Mais il savait le jardin impraticable, même loin de la puanteur de la piscine. Des enfants y avaient pourtant joué, jadis. L’un d’eux avait gravé le mot « Lasher » dans le tronc épais du lagerstroemia géant qui poussait contre la clôture du fond. La blancheur de l’entaille profonde luisait sur l’écorce cireuse. Quel mot étrange ! Une balançoire en bois était encore suspendue à la branche d’un chêne lointain.
La façade sud de la maison paraissait énorme et écrasante vue sous cet angle. La vigne en fleur grimpait jusqu’aux cheminées au-dessus du troisième étage. Un bambou noir ballottait dans la brise contre la maçonnerie replâtrée. Les bananiers étaient si hauts et si denses qu’ils formaient une jungle près du mur de brique.
Ces lieux anciens étaient comme sa patiente : magnifiques mais oubliés par le temps.
Le visage de Mlle Deirdre aurait pu être beau s’il n’avait pas été si inexpressif. Voyait-elle les délicates grappes mauves de la glycine, les plantes enchevêtrées ? Distinguait-elle à travers la végétation les colonnades blanches de la maison d’en face ?
Un jour, il était monté avec elle et l’infirmière dans le petit ascenseur à la portière de bronze et au tapis élimé. Lorsque l’appareil avait commencé à s’élever bruyamment, l’expression de Deirdre était restée figée.
Bien entendu, il avait questionné le vieux médecin du sanatorium.
— Je me rappelle quand j’avais votre âge, avait-il répondu. J’étais certain de les guérir tous. Je croyais rendre la raison aux paranoïaques, ramener les schizophrènes dans la réalité et réveiller les catatoniques.
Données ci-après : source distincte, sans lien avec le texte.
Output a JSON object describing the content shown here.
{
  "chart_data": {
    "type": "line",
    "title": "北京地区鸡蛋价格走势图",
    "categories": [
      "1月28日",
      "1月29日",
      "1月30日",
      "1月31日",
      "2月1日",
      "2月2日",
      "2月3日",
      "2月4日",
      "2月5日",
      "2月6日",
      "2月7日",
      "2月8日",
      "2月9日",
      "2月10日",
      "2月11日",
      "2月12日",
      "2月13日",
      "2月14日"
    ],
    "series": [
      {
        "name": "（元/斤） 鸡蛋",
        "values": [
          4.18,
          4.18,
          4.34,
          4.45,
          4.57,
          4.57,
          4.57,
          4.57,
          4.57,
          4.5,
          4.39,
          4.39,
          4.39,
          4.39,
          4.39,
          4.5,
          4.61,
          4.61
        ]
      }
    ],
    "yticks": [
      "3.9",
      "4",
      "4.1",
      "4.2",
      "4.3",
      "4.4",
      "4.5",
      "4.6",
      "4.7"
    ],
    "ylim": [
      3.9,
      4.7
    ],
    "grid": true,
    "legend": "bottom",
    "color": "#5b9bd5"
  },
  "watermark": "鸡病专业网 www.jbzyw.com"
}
Vous lui ferez sa piqûre chaque jour, mon fils. C’est tout ce que vous pouvez faire. Nous faisons de notre mieux pour éviter qu’elle ne se mette dans tous ses états. L’agitation, vous savez ?
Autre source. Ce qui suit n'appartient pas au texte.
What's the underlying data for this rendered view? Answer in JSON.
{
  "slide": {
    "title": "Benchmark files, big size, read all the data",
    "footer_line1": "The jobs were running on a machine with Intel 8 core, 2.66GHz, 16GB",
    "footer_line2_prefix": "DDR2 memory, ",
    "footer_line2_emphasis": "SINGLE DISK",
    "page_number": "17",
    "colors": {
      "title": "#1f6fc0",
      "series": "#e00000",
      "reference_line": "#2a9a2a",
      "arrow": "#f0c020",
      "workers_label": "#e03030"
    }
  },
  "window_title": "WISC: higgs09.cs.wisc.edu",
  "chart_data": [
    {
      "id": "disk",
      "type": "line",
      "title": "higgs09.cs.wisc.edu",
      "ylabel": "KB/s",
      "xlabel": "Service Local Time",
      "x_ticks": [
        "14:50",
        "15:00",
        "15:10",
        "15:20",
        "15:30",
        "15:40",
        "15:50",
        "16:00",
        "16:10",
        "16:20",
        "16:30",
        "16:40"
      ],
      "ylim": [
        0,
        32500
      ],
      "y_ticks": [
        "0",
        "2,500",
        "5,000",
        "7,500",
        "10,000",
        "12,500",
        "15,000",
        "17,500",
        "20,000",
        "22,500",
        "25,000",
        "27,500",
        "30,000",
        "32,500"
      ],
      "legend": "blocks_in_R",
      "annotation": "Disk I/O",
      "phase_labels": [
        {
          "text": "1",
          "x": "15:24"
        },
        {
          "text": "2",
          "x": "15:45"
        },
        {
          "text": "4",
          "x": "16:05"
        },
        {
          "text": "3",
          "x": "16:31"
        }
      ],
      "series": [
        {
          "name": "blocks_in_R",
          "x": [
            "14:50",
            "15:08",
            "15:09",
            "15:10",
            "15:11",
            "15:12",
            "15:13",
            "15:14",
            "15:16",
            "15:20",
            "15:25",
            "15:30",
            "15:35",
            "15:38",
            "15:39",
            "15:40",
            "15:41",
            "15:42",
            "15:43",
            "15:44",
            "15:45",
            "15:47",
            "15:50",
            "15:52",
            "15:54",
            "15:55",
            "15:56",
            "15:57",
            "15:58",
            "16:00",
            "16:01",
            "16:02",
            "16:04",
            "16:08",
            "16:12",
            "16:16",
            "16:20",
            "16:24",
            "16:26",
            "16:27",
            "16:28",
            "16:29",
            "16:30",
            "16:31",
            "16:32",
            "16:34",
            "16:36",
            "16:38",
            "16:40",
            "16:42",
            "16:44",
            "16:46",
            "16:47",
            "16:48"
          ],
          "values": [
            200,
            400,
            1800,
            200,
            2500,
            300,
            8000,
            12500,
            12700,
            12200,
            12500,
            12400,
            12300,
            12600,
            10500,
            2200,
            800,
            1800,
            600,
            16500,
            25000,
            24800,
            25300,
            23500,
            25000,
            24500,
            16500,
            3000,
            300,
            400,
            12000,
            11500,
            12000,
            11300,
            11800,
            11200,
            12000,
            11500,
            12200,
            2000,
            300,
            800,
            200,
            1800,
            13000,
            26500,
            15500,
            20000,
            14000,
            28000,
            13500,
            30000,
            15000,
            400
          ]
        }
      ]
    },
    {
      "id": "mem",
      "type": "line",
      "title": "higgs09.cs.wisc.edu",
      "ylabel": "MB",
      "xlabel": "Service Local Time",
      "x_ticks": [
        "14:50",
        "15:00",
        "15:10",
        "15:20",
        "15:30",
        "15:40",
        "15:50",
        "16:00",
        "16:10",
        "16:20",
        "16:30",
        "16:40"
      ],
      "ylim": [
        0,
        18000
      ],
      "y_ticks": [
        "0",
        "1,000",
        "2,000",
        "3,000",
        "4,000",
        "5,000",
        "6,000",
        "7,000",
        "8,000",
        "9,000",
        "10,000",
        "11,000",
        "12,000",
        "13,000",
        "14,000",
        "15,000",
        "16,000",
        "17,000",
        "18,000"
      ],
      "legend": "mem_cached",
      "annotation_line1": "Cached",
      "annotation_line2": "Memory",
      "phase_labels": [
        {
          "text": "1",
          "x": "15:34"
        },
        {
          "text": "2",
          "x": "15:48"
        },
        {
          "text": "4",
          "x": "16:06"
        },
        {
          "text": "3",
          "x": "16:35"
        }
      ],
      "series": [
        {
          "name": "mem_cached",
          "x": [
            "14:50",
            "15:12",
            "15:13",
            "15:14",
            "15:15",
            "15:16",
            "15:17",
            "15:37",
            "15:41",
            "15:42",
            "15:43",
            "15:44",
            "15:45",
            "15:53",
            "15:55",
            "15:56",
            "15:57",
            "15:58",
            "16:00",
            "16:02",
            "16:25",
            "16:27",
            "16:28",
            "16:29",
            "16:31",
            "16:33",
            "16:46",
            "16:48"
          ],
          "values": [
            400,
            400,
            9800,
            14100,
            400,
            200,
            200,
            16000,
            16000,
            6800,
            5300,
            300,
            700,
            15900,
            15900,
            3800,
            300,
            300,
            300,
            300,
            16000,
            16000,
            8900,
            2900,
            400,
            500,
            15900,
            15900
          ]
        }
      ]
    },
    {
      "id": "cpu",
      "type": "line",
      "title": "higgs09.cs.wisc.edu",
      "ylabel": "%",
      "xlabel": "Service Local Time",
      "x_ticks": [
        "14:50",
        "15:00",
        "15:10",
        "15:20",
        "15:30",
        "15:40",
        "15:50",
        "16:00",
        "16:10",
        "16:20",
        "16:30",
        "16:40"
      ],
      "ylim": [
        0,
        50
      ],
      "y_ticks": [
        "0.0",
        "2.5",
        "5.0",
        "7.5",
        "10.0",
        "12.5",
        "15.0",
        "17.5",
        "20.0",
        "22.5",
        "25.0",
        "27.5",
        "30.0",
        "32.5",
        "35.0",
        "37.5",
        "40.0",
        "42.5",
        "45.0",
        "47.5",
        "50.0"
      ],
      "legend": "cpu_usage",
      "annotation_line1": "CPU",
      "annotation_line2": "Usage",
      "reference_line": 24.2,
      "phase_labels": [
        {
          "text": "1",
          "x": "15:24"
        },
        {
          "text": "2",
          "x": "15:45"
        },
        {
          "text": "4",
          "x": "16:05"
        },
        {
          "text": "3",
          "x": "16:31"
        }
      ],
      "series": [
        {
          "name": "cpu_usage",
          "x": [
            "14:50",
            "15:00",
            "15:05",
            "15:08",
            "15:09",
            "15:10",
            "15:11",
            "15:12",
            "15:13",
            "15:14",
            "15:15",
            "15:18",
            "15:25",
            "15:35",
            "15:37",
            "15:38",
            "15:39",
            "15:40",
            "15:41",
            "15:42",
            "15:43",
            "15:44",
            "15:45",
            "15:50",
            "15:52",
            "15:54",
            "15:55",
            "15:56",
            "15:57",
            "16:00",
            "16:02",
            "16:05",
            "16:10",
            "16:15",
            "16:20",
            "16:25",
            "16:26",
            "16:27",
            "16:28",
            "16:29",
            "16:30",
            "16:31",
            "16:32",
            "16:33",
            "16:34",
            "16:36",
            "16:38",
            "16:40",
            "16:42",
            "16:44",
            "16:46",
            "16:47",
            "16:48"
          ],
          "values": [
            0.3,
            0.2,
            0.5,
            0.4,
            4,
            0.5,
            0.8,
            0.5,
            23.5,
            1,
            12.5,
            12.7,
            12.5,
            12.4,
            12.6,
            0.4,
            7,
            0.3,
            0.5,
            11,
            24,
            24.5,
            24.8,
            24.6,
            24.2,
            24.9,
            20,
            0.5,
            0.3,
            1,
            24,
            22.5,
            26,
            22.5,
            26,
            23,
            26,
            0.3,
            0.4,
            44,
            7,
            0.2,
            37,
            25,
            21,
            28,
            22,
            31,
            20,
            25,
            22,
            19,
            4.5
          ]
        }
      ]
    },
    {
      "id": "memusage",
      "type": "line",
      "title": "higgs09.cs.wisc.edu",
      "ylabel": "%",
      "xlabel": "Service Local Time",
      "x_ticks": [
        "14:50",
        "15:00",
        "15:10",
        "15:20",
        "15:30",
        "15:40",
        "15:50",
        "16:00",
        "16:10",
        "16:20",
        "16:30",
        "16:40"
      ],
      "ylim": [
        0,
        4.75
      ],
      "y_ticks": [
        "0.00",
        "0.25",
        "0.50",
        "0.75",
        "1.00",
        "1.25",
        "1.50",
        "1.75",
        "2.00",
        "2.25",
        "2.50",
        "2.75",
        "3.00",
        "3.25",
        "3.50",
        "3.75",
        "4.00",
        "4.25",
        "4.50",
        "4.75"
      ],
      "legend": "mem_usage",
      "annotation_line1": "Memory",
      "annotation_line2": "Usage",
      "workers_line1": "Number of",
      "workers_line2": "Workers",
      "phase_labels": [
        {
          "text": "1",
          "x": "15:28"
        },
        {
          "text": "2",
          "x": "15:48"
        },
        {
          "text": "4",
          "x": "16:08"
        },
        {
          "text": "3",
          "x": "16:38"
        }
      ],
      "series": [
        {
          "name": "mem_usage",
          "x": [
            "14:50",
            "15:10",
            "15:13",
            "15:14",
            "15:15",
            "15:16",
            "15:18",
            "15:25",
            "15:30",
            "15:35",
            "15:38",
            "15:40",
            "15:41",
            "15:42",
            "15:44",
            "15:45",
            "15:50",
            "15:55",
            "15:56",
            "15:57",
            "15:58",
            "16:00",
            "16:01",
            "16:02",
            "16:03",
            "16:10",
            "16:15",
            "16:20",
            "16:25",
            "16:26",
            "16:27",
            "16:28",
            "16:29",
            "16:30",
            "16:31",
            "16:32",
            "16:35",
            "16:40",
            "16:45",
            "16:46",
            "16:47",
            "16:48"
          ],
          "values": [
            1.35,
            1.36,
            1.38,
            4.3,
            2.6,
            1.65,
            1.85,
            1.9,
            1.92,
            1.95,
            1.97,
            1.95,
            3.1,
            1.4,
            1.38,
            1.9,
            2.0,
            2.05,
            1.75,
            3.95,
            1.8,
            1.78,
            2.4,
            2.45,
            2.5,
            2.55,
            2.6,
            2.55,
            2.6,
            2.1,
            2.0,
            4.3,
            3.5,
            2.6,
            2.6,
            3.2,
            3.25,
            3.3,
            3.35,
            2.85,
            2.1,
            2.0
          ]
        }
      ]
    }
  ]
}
Agitation ? Était-ce la raison de ces drogues si puissantes ? Même si l’on arrêtait les injections le lendemain, il faudrait bien un mois avant que leurs effets disparaissent. Et les doses administrées étaient si fortes qu’elles auraient tué tout autre patient.
Comment pouvait-on connaître l’état réel de cette femme dont le traitement durait depuis si longtemps ? Si seulement il avait pu lui faire un électroencéphalogramme…
Au bout d’un mois, il avait fait chercher son dossier. C’était une question de routine. Personne n’avait trouvé à y redire. Il passa un après-midi entier dans son bureau du sanatorium à déchiffrer l’écriture de douzaines de médecins aux diagnostics vagues et contradictoires : penchant morbide, paranoïa, épuisement total, hallucinations, dépression, tendance suicidaire. Cela remontait apparemment à l’adolescence. Non, avant, même. Un confrère l’avait vue pour « démence » quand elle avait dix ans.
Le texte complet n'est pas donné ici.